Néanmoins, comme je l'ai remarqué avant, nos débuts furent très difficiles. Même nous avons eu du mal à trouver des clubs dans lesquels jouer. Tout simplement parce les propriétaires de clubs avaient peur des groupes de blues. Beaucoup de blancs n'avaient pas la moindre idée de ce qu'était le blues. Donc quand nous avons commencé, nous avons en quelque sorte ouvert le chemin. Mais nos rêves se sont finalement réalisés. Malheureusement, Bob Hite et Alan Wilson ne sont plus là pour le constater. En tant que blancs, ils ont certainement été parmi les tous premiers initiateurs du blues, les musicologistes originaux qui ont apporté leur connaissance du blues au reste du monde.

Pouvez-vous nous présenter la formation actuelle de Canned Heat ?
(Fito) Nous sommes ensemble depuis cinq ans. Voici Stanley Behrens qui chante, joue de l'harmonica et de la flûte.
(Stanley) J'ai une voix très haute comme celle d'Alan. Son influence sur moi a été très grande dès le début des années soixante. J'ai grandit en jouant du blues et en accompagnant Willie Dixon. Canned Heat était le premier groupe de blues blanc avec lequel j'ai joué.

Etais-ce facile d'intégrer le groupe ?
(Stanley) J'avais l'expérience qui allait dans le même sens que ce que faisait Alan. Dès sa mort, j'ai eu envie de rejoindre le groupe. Simplement, cela leur a pris trente ans pour me trouver !

(Fito) Au suivant !

(John) Bonjour, je suis John Paulus. Je joue de la guitare dans ce groupe depuis les cinq dernières années. Le blues et le rythm'n blues me comptent au nombre de leur fans depuis bien des années. Je suis également fan du groupe de longue date. Avant de l'intégrer, j'ai fait partie des Bluesbreakers de John Mayall pendant cinq ans. Je suis ravi de faire part intégrante de Canned Heat, ça je peux vous l'affirmer !

(Fito) Suivant !

(Dallas) Je suis Dallas Hodges. Je chante en lead singer et je joue également de la guitare. Notre parcours ensemble depuis ces cinq ans a été très intéressant.

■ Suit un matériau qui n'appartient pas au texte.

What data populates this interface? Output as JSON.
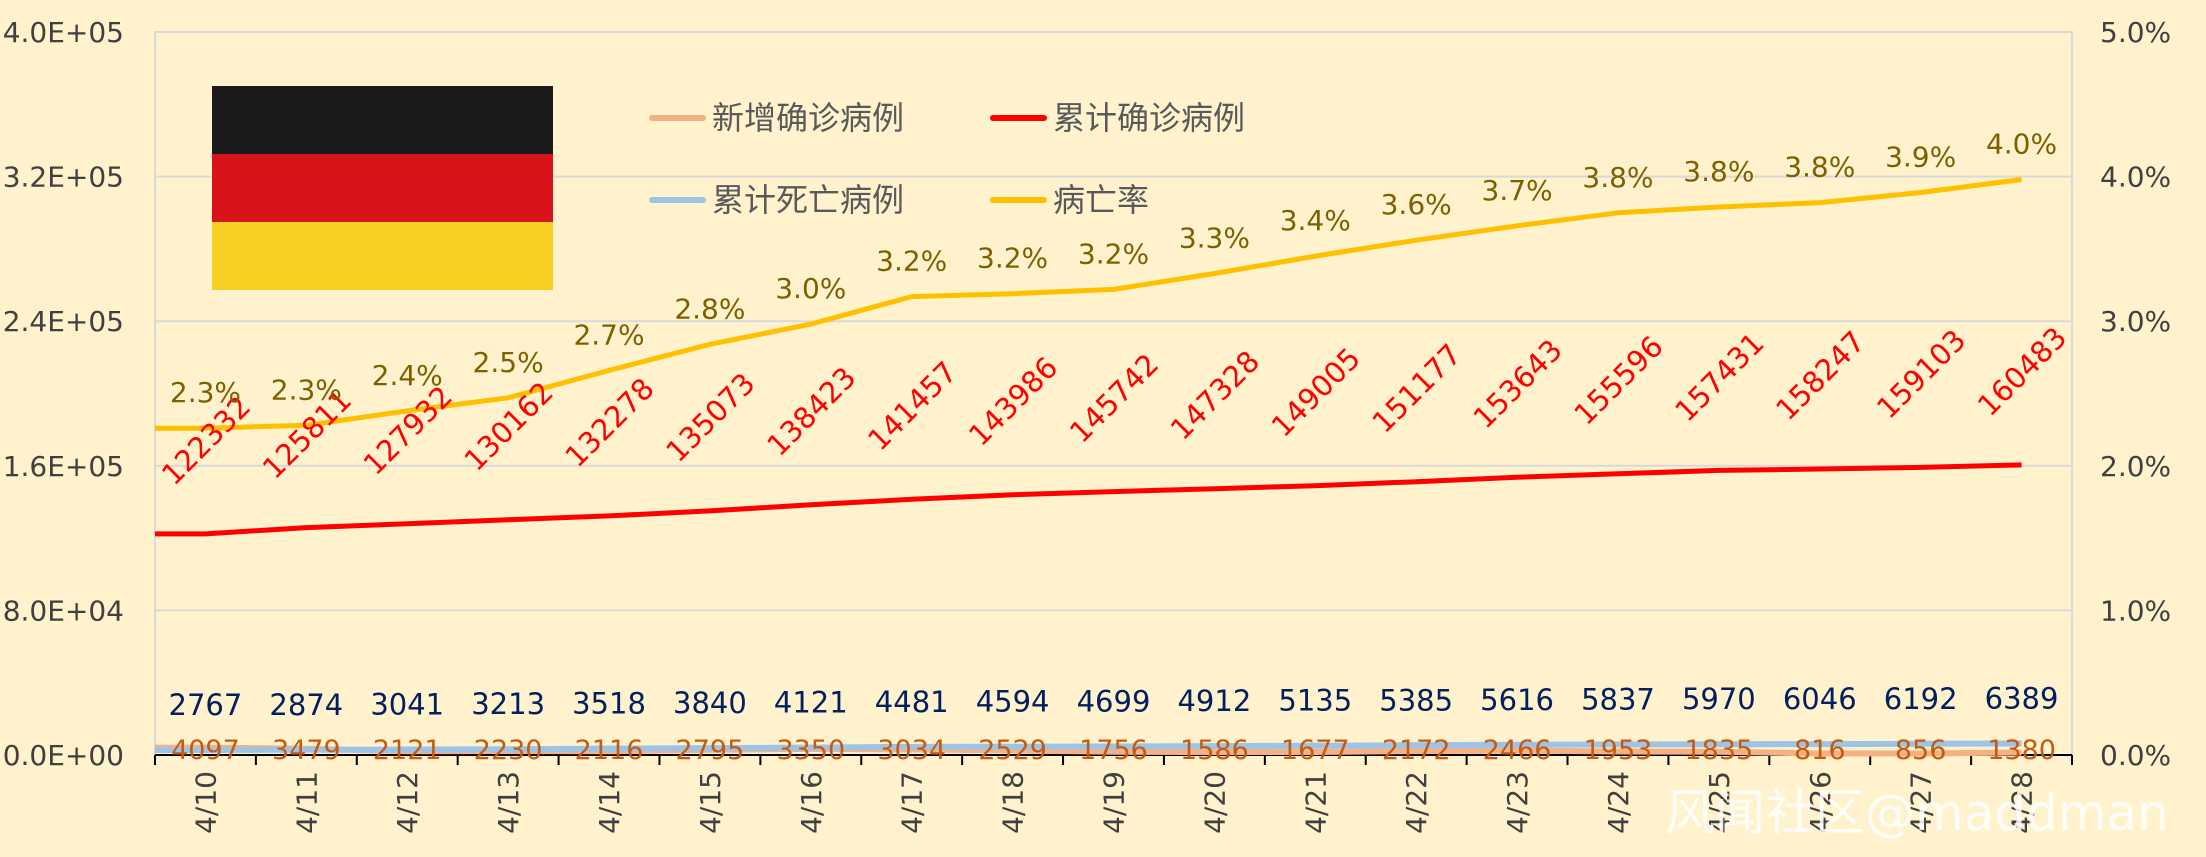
{
  "chart_data": {
    "type": "line",
    "categories": [
      "4/10",
      "4/11",
      "4/12",
      "4/13",
      "4/14",
      "4/15",
      "4/16",
      "4/17",
      "4/18",
      "4/19",
      "4/20",
      "4/21",
      "4/22",
      "4/23",
      "4/24",
      "4/25",
      "4/26",
      "4/27",
      "4/28"
    ],
    "series": [
      {
        "name": "新增确诊病例",
        "axis": "left",
        "color": "#F4B183",
        "values": [
          4097,
          3479,
          2121,
          2230,
          2116,
          2795,
          3350,
          3034,
          2529,
          1756,
          1586,
          1677,
          2172,
          2466,
          1953,
          1835,
          816,
          856,
          1380
        ],
        "labels": [
          "4097",
          "3479",
          "2121",
          "2230",
          "2116",
          "2795",
          "3350",
          "3034",
          "2529",
          "1756",
          "1586",
          "1677",
          "2172",
          "2466",
          "1953",
          "1835",
          "816",
          "856",
          "1380"
        ]
      },
      {
        "name": "累计确诊病例",
        "axis": "left",
        "color": "#FF0000",
        "values": [
          122332,
          125811,
          127932,
          130162,
          132278,
          135073,
          138423,
          141457,
          143986,
          145742,
          147328,
          149005,
          151177,
          153643,
          155596,
          157431,
          158247,
          159103,
          160483
        ],
        "labels": [
          "122332",
          "125811",
          "127932",
          "130162",
          "132278",
          "135073",
          "138423",
          "141457",
          "143986",
          "145742",
          "147328",
          "149005",
          "151177",
          "153643",
          "155596",
          "157431",
          "158247",
          "159103",
          "160483"
        ]
      },
      {
        "name": "累计死亡病例",
        "axis": "left",
        "color": "#9DC3E6",
        "values": [
          2767,
          2874,
          3041,
          3213,
          3518,
          3840,
          4121,
          4481,
          4594,
          4699,
          4912,
          5135,
          5385,
          5616,
          5837,
          5970,
          6046,
          6192,
          6389
        ],
        "labels": [
          "2767",
          "2874",
          "3041",
          "3213",
          "3518",
          "3840",
          "4121",
          "4481",
          "4594",
          "4699",
          "4912",
          "5135",
          "5385",
          "5616",
          "5837",
          "5970",
          "6046",
          "6192",
          "6389"
        ]
      },
      {
        "name": "病亡率",
        "axis": "right",
        "color": "#FFC000",
        "values": [
          2.26,
          2.28,
          2.38,
          2.47,
          2.66,
          2.84,
          2.98,
          3.17,
          3.19,
          3.22,
          3.33,
          3.45,
          3.56,
          3.66,
          3.75,
          3.79,
          3.82,
          3.89,
          3.98
        ],
        "labels": [
          "2.3%",
          "2.3%",
          "2.4%",
          "2.5%",
          "2.7%",
          "2.8%",
          "3.0%",
          "3.2%",
          "3.2%",
          "3.2%",
          "3.3%",
          "3.4%",
          "3.6%",
          "3.7%",
          "3.8%",
          "3.8%",
          "3.8%",
          "3.9%",
          "4.0%"
        ]
      }
    ],
    "left_axis": {
      "min": 0,
      "max": 400000,
      "ticks": [
        0,
        80000,
        160000,
        240000,
        320000,
        400000
      ],
      "tick_labels": [
        "0.0E+00",
        "8.0E+04",
        "1.6E+05",
        "2.4E+05",
        "3.2E+05",
        "4.0E+05"
      ]
    },
    "right_axis": {
      "min": 0,
      "max": 5,
      "ticks": [
        0,
        1,
        2,
        3,
        4,
        5
      ],
      "tick_labels": [
        "0.0%",
        "1.0%",
        "2.0%",
        "3.0%",
        "4.0%",
        "5.0%"
      ]
    },
    "grid": true,
    "legend_position": "top-center",
    "flag_colors": [
      "#1A1A1A",
      "#D9131A",
      "#F8D024"
    ]
  },
  "watermark": "风闻社区@maddman",
  "colors": {
    "background": "#FFF2CC",
    "gridline": "#D9D9D9",
    "axis": "#000000"
  }
}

Nous avons visité de nombreuses parties du monde que je n'avais jamais vues. J'ai beaucoup aimé et je suis encore plus content d'être présent ici. J'espère que tous ceux qui verront ce show s'amuseront autant que nous.

(Fito) Au dernier !

(Greg Kage) Je suis Greg Kage, bassiste du groupe depuis dix ans. Je suis originaire de Chicago, la cité du blues. Je suis très heureux d'être en France.

Tout à l'heure, vous avez évoqué un marché politisé. Qu'entendez-vous par là ?
(Fito) Par moment, cela se passe comme dans chaque autre univers. Que se soit celui de la musique, du cinéma ou de l'entreprise, on retrouve des prises de positions. Par exemple, certaines personnes refusent de donner à Canned Heat la reconnaissance qu'il mérite. Beaucoup font débuter l'apparition du blues blanc à Steve Ray Vaughan ! Ces différentes opinions et ces façons de penser génèrent une confusion dans le monde du blues. Voilà à quoi je faisais allusion en parlant de marché politisé. Quand l'argent des grandes compagnies et les mauvais commentaires d'autres groupes s'en mêlent, on retrouve les mêmes tendances du comportement humain.

Cela veut-il dire qu'il est plus difficile de conserver son intégrité ?
(Fito) Nous avons connu des périodes troubles. Certaines associations de blues parlent très peu de nous. Canned Heat est un groupe très particulier. Du fait que nous ne soyons pas uniquement un groupe de blues.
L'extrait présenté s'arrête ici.